In the eyes of the court, the lack of Franco A’s determination to commit a terrorist attack is precisely because he did not commit this crime, even though he had already undertaken all the necessary preparatory measures. Because neither before his arrest at the airport in Vienna nor between his release on February 4 and his renewed arrest on April 26, 2017, had he carried out a serious violent offence, the court argued. “This, despite the fact that he possessed weapons and explosives since the end of July 2016, concretised possible victims and spied on a possible crime scene with the underground car park. Since there were no circumstances which objectively, or at least in his view, prevented the accused from committing the crime, it was highly probable that the defendant was not yet determined as to the circumstances relevant to him for committing the crime,” the OLG press release states.
This argument is not only outrageous but also demonstrably false. Franco A. was by no means idle in the period between July 2016 and his arrest. On the contrary: picking up the previously hidden pistol at Vienna’s airport led to his arrest on February 3, 2017. The gun is supposed to have been deposited there on January 22, as the OLG itself writes, in other words, just two weeks before his arrest.
Even the statement that Franco A. had not committed an attack between his release and his renewed arrest on April 26, 2017, means the Higher Regional Court is saying more than it admits. After all, why was Franco A. arrested again in April after being released in January and being held for just one day? In the meantime, the right-wing extremist background of Franco A. and his cover identity as a Syrian refugee were exposed. Subsequently, Franco A. spent more than seven months in custody on suspicion he posed a specific danger. He was then released in November 2017.
All the evidence in the case indicates that Franco A. and his accomplices are only a small part of a much larger neo-Nazi network within the Bundeswehr and the German state apparatus. It has since become known that there is a close connection between the case of Franco A. and the planned assassination of left-wing politicians in Mecklenburg Pomerania. In both cases, the suspects were members of a chat network of so-called prepper groups, preparing for apocalyptic scenarios such as civil wars. According to the taz newspaper, the administrator of these chats is a man who calls himself “Hannibal” and functions as an active soldier in the Kommando Sonderkräfte (KSK), an elite special forces unit of the German military.

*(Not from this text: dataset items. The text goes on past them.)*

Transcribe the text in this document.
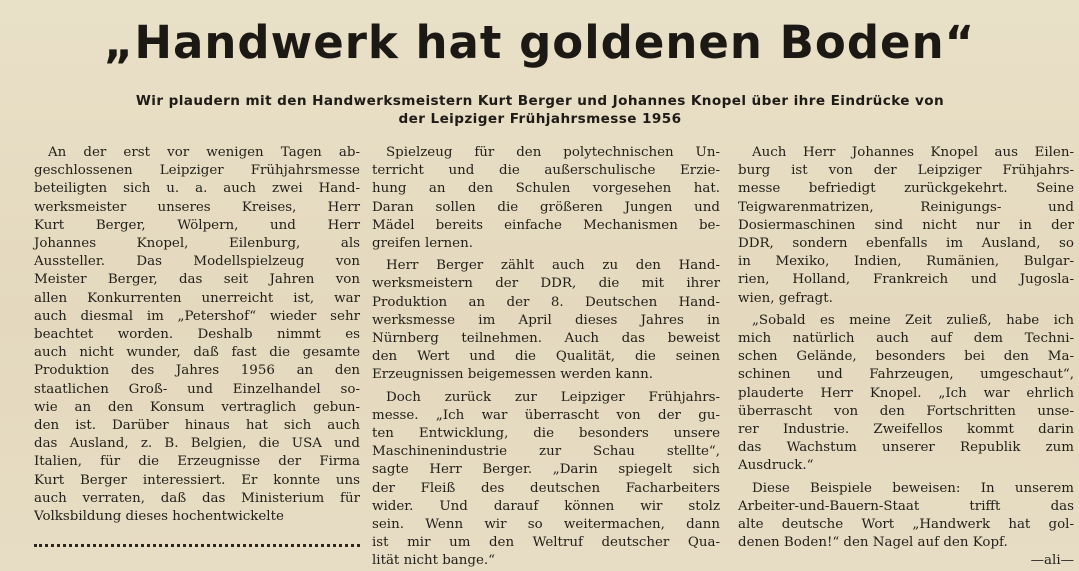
„Handwerk hat goldenen Boden“
Wir plaudern mit den Handwerksmeistern Kurt Berger und Johannes Knopel über ihre Eindrücke von
der Leipziger Frühjahrsmesse 1956

An der erst vor wenigen Tagen ab-

geschlossenen Leipziger Frühjahrsmesse

beteiligten sich u. a. auch zwei Hand-

werksmeister unseres Kreises, Herr

Kurt Berger, Wölpern, und Herr

Johannes Knopel, Eilenburg, als

Aussteller. Das Modellspielzeug von

Meister Berger, das seit Jahren von

allen Konkurrenten unerreicht ist, war

auch diesmal im „Petershof“ wieder sehr

beachtet worden. Deshalb nimmt es

auch nicht wunder, daß fast die gesamte

Produktion des Jahres 1956 an den

staatlichen Groß- und Einzelhandel so-

wie an den Konsum vertraglich gebun-

den ist. Darüber hinaus hat sich auch

das Ausland, z. B. Belgien, die USA und

Italien, für die Erzeugnisse der Firma

Kurt Berger interessiert. Er konnte uns

auch verraten, daß das Ministerium für

Volksbildung dieses hochentwickelte

Spielzeug für den polytechnischen Un-

terricht und die außerschulische Erzie-

hung an den Schulen vorgesehen hat.

Daran sollen die größeren Jungen und

Mädel bereits einfache Mechanismen be-

greifen lernen.

Herr Berger zählt auch zu den Hand-

werksmeistern der DDR, die mit ihrer

Produktion an der 8. Deutschen Hand-

werksmesse im April dieses Jahres in

Nürnberg teilnehmen. Auch das beweist

den Wert und die Qualität, die seinen

Erzeugnissen beigemessen werden kann.

Doch zurück zur Leipziger Frühjahrs-

messe. „Ich war überrascht von der gu-

ten Entwicklung, die besonders unsere

Maschinenindustrie zur Schau stellte“,

sagte Herr Berger. „Darin spiegelt sich

der Fleiß des deutschen Facharbeiters

wider. Und darauf können wir stolz

sein. Wenn wir so weitermachen, dann

ist mir um den Weltruf deutscher Qua-

lität nicht bange.“

Auch Herr Johannes Knopel aus Eilen-

burg ist von der Leipziger Frühjahrs-

messe befriedigt zurückgekehrt. Seine

Teigwarenmatrizen, Reinigungs- und

Dosiermaschinen sind nicht nur in der

DDR, sondern ebenfalls im Ausland, so

in Mexiko, Indien, Rumänien, Bulgar-

rien, Holland, Frankreich und Jugosla-

wien, gefragt.

„Sobald es meine Zeit zuließ, habe ich

mich natürlich auch auf dem Techni-

schen Gelände, besonders bei den Ma-

schinen und Fahrzeugen, umgeschaut“,

plauderte Herr Knopel. „Ich war ehrlich

überrascht von den Fortschritten unse-

rer Industrie. Zweifellos kommt darin

das Wachstum unserer Republik zum

Ausdruck.“

Diese Beispiele beweisen: In unserem

Arbeiter-und-Bauern-Staat trifft das

alte deutsche Wort „Handwerk hat gol-

denen Boden!“ den Nagel auf den Kopf.

—ali—
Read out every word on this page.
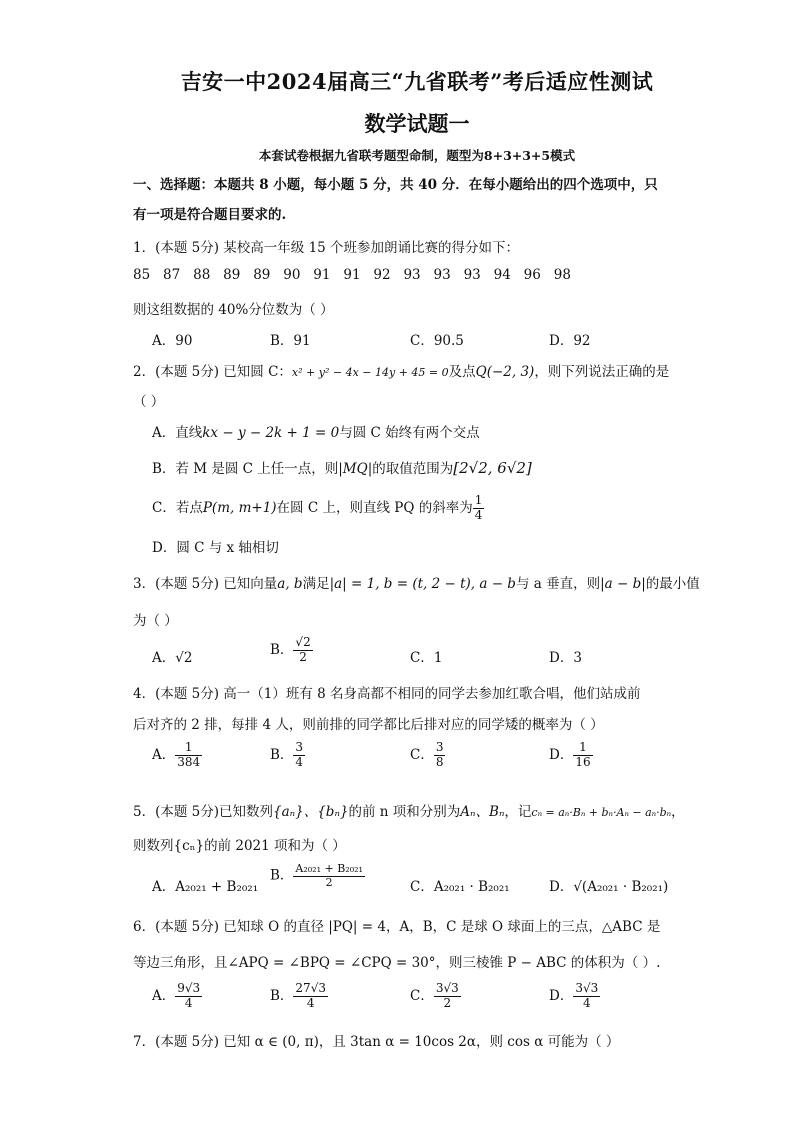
吉安一中2024届高三“九省联考”考后适应性测试
数学试题一
本套试卷根据九省联考题型命制，题型为8+3+3+5模式
一、选择题：本题共 8 小题，每小题 5 分，共 40 分．在每小题给出的四个选项中，只
有一项是符合题目要求的.
1．(本题 5分) 某校高一年级 15 个班参加朗诵比赛的得分如下：
85   87   88   89   89   90   91   91   92   93   93   93   94   96   98
则这组数据的 40%分位数为（ ）
A．90	B．91	C．90.5	D．92
2．(本题 5分) 已知圆 C：x² + y² − 4x − 14y + 45 = 0及点Q(−2, 3)，则下列说法正确的是
（ ）
A．直线kx − y − 2k + 1 = 0与圆 C 始终有两个交点
B．若 M 是圆 C 上任一点，则|MQ|的取值范围为[2√2, 6√2]
C．若点P(m, m+1)在圆 C 上，则直线 PQ 的斜率为 $\frac{1}{4}$
D．圆 C 与 x 轴相切
3．(本题 5分) 已知向量a, b满足|a| = 1, b = (t, 2 − t), a − b与 a 垂直，则|a − b|的最小值
为（ ）
A．√2
B． $\frac{√2}{2}$	C．1	D．3
4．(本题 5分) 高一（1）班有 8 名身高都不相同的同学去参加红歌合唱，他们站成前
后对齐的 2 排，每排 4 人，则前排的同学都比后排对应的同学矮的概率为（ ）
A． $\frac{1}{384}$	B． $\frac{3}{4}$	C． $\frac{3}{8}$	D． $\frac{1}{16}$
5．(本题 5分)已知数列{aₙ}、{bₙ}的前 n 项和分别为Aₙ、Bₙ，记cₙ = aₙ·Bₙ + bₙ·Aₙ − aₙ·bₙ，
则数列{cₙ}的前 2021 项和为（ ）
A．A₂₀₂₁ + B₂₀₂₁
B． $\frac{\text{A₂₀₂₁ + B₂₀₂₁}}{2}$	C．A₂₀₂₁ · B₂₀₂₁	D．√(A₂₀₂₁ · B₂₀₂₁)
6．(本题 5分) 已知球 O 的直径 |PQ| = 4，A，B，C 是球 O 球面上的三点，△ABC 是
等边三角形，且∠APQ = ∠BPQ = ∠CPQ = 30°，则三棱锥 P − ABC 的体积为（ ）.
A． $\frac{9√3}{4}$	B． $\frac{27√3}{4}$	C． $\frac{3√3}{2}$	D． $\frac{3√3}{4}$
7．(本题 5分) 已知 α ∈ (0, π)，且 3tan α = 10cos 2α，则 cos α 可能为（ ）
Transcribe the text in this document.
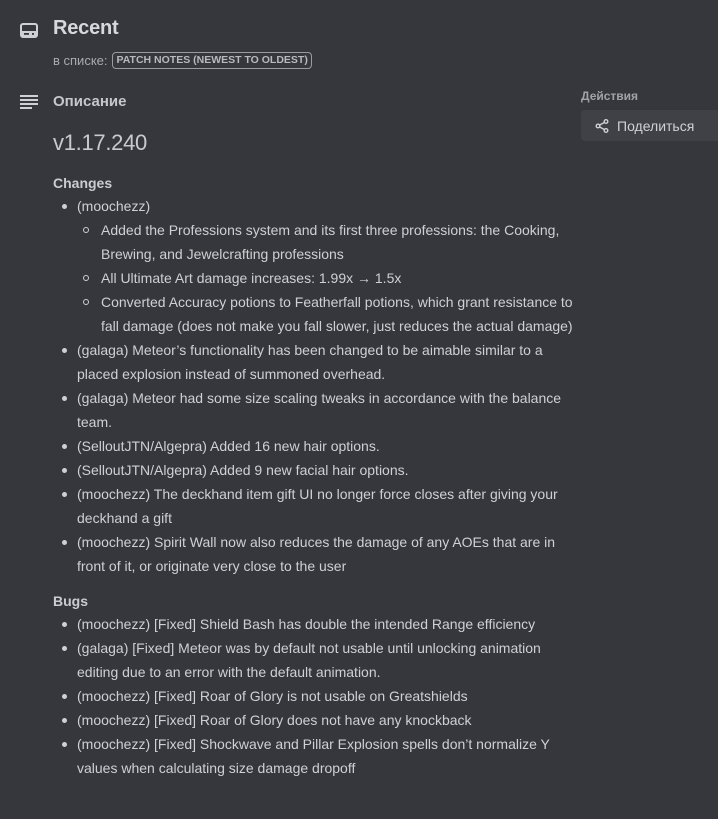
Recent
в списке: PATCH NOTES (NEWEST TO OLDEST)
Описание	Действия
Поделиться
v1.17.240
Changes
(moochezz)
Added the Professions system and its first three professions: the Cooking, Brewing, and Jewelcrafting professions
All Ultimate Art damage increases: 1.99x → 1.5x
Converted Accuracy potions to Featherfall potions, which grant resistance to fall damage (does not make you fall slower, just reduces the actual damage)
(galaga) Meteor’s functionality has been changed to be aimable similar to a placed explosion instead of summoned overhead.
(galaga) Meteor had some size scaling tweaks in accordance with the balance team.
(SelloutJTN/Algepra) Added 16 new hair options.
(SelloutJTN/Algepra) Added 9 new facial hair options.
(moochezz) The deckhand item gift UI no longer force closes after giving your deckhand a gift
(moochezz) Spirit Wall now also reduces the damage of any AOEs that are in front of it, or originate very close to the user
Bugs
(moochezz) [Fixed] Shield Bash has double the intended Range efficiency
(galaga) [Fixed] Meteor was by default not usable until unlocking animation editing due to an error with the default animation.
(moochezz) [Fixed] Roar of Glory is not usable on Greatshields
(moochezz) [Fixed] Roar of Glory does not have any knockback
(moochezz) [Fixed] Shockwave and Pillar Explosion spells don’t normalize Y values when calculating size damage dropoff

The decision of the OLG Frankfurt must be understood as a serious warning. While government agencies are doing everything to minimize and cover up right-wing extremist and even terrorist activities of soldiers, police and agents, as in the case of the neo-Nazi National Socialist Underground (NSU), left-wing protest is punishable with long prison sentences, such as the G20 summit in Hamburg, even if there is no evidence.
The newly created state police laws, especially in Bavaria, are paving the way for the criminalization of political opposition. As in the period of the Weimar Republic, the return of Germany to Great Power politics and militarism can only be enforced today by stifling resistance as far as possible and by encouraging, building and supporting the most right-wing forces.